Project 3: Increasing childhood immunization rates. Ashanti Jones ‘23, Ella Schotz ‘23, and David Smith ‘22 chose dashboard measures that seem more relevant than ever in our pandemic era – immunizations against diseases. “I learned about the intricacies in solving healthcare issues,” said Ella Schotz. “We had to address complexities such as physician fatigue, technological constraints in care facilities, and the ways different interventions improved or hurt one another.” Ultimately, the team recommended different ways that physician practices could make use of electronic health records to promote immunizations.
To prepare for their research, students spent the first few weeks of the fall semester taking a class with their lab instructor, where they reviewed healthcare expenditures in the U.S. and the nature of high value and low value care, and brushed up on some research tools. After the initial preparation, Professor Jennifer Mellor, instructor of the lab and director of the Schroeder Center, then met weekly with each team to guide their research. “The lab is a great example of experiential learning,” Mellor said. “By taking the initiative and making decisions about how to proceed, students learn how to think independently and deal with the unpredictable nature of research.
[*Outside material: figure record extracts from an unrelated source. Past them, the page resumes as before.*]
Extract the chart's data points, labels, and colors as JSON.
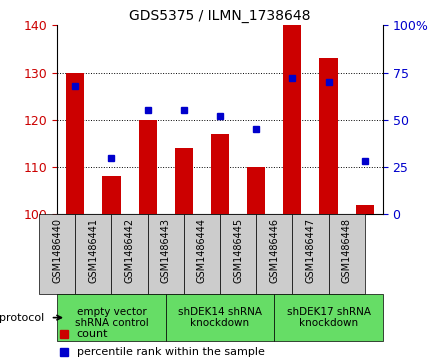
{
  "title": "GDS5375 / ILMN_1738648",
  "samples": [
    "GSM1486440",
    "GSM1486441",
    "GSM1486442",
    "GSM1486443",
    "GSM1486444",
    "GSM1486445",
    "GSM1486446",
    "GSM1486447",
    "GSM1486448"
  ],
  "counts": [
    130,
    108,
    120,
    114,
    117,
    110,
    140,
    133,
    102
  ],
  "percentiles": [
    68,
    30,
    55,
    55,
    52,
    45,
    72,
    70,
    28
  ],
  "ylim_left": [
    100,
    140
  ],
  "ylim_right": [
    0,
    100
  ],
  "yticks_left": [
    100,
    110,
    120,
    130,
    140
  ],
  "yticks_right": [
    0,
    25,
    50,
    75,
    100
  ],
  "bar_color": "#CC0000",
  "dot_color": "#0000CC",
  "bar_width": 0.5,
  "groups": [
    {
      "label": "empty vector\nshRNA control",
      "start": 0,
      "end": 3,
      "color": "#66DD66"
    },
    {
      "label": "shDEK14 shRNA\nknockdown",
      "start": 3,
      "end": 6,
      "color": "#66DD66"
    },
    {
      "label": "shDEK17 shRNA\nknockdown",
      "start": 6,
      "end": 9,
      "color": "#66DD66"
    }
  ],
  "protocol_label": "protocol",
  "legend_count_label": "count",
  "legend_percentile_label": "percentile rank within the sample",
  "background_color": "#ffffff",
  "tick_area_color": "#cccccc",
  "sample_label_fontsize": 7,
  "group_label_fontsize": 7.5,
  "title_fontsize": 10
}
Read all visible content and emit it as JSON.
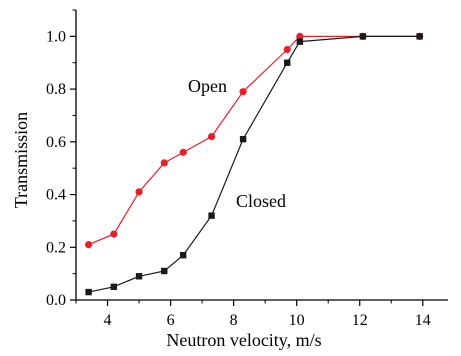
{
  "chart_data": {
    "type": "line",
    "xlabel": "Neutron velocity, m/s",
    "ylabel": "Transmission",
    "xlim": [
      3,
      14.8
    ],
    "ylim": [
      0,
      1.1
    ],
    "x_ticks": [
      4,
      6,
      8,
      10,
      12,
      14
    ],
    "y_ticks": [
      0.0,
      0.2,
      0.4,
      0.6,
      0.8,
      1.0
    ],
    "x_tick_labels": [
      "4",
      "6",
      "8",
      "10",
      "12",
      "14"
    ],
    "y_tick_labels": [
      "0.0",
      "0.2",
      "0.4",
      "0.6",
      "0.8",
      "1.0"
    ],
    "grid": false,
    "series": [
      {
        "name": "Open",
        "color": "#e8202a",
        "marker": "circle",
        "x": [
          3.4,
          4.2,
          5.0,
          5.8,
          6.4,
          7.3,
          8.3,
          9.7,
          10.1,
          12.1,
          13.9
        ],
        "y": [
          0.21,
          0.25,
          0.41,
          0.52,
          0.56,
          0.62,
          0.79,
          0.95,
          1.0,
          1.0,
          1.0
        ]
      },
      {
        "name": "Closed",
        "color": "#1a1a1a",
        "marker": "square",
        "x": [
          3.4,
          4.2,
          5.0,
          5.8,
          6.4,
          7.3,
          8.3,
          9.7,
          10.1,
          12.1,
          13.9
        ],
        "y": [
          0.03,
          0.05,
          0.09,
          0.11,
          0.17,
          0.32,
          0.61,
          0.9,
          0.98,
          1.0,
          1.0
        ]
      }
    ]
  }
}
And working in teams helps students build their communication skills - both speaking and listening.”
The culminating experience for the students was a presentation to VCHI staff and members of VCHI’s Board and advisory Leadership Council, which currently includes leaders from organizations such as Anthem Virginia, Pfizer, 3M Health Information, Community Health Solutions, Sentara Healthcare, among others.
“It was a really valuable experience to speak to leaders in the field,” said David Smith. “Usually, as students, our work and presentations are directed internally at classmates and faculty, which is great for learning and refining skills. But, after graduation, we will be interacting with others on a less familiar basis, often talking to leadership within an organization, and our work with the Schroeder Center presenting to an important audience will help us thrive in the workforce once we leave William & Mary.” Martina Tvrdik added, “sometimes as students we can get caught up in the grades we receive in our classes and forget that we are working towards more than just a good GPA. Preparing to speak to such an accomplished audience allowed us to think beyond the classroom and experience a taste of what the professional field looks like.”
The presentations were well-received. Margie Fitzgerald, Vaccines Account manager at Pfizer, was in the audience and was impressed by the presentation content and the communication skills. “The students did an incredible job and you can tell so much work went into their presentations,” Fitzgerald said. “Being with Pfizer in the Vaccines Division, I absolutely loved their topics and they focused on so many of the areas that we focus on.” Beth Bortz (‘91 BA; ‘93 MPP), President and CEO of VCHI, was especially grateful. “The students made me proud to be an alum,” Bortz said.
The Schroeder Center is also grateful to Ms. Bortz, who gave so freely of her time and talents to work with the students. As Mellor said, “We couldn’t do this type of authentic learning experience without dedicated partners like Beth. Knowing that their findings have implications for a real organization made the work all the more important to the teams.”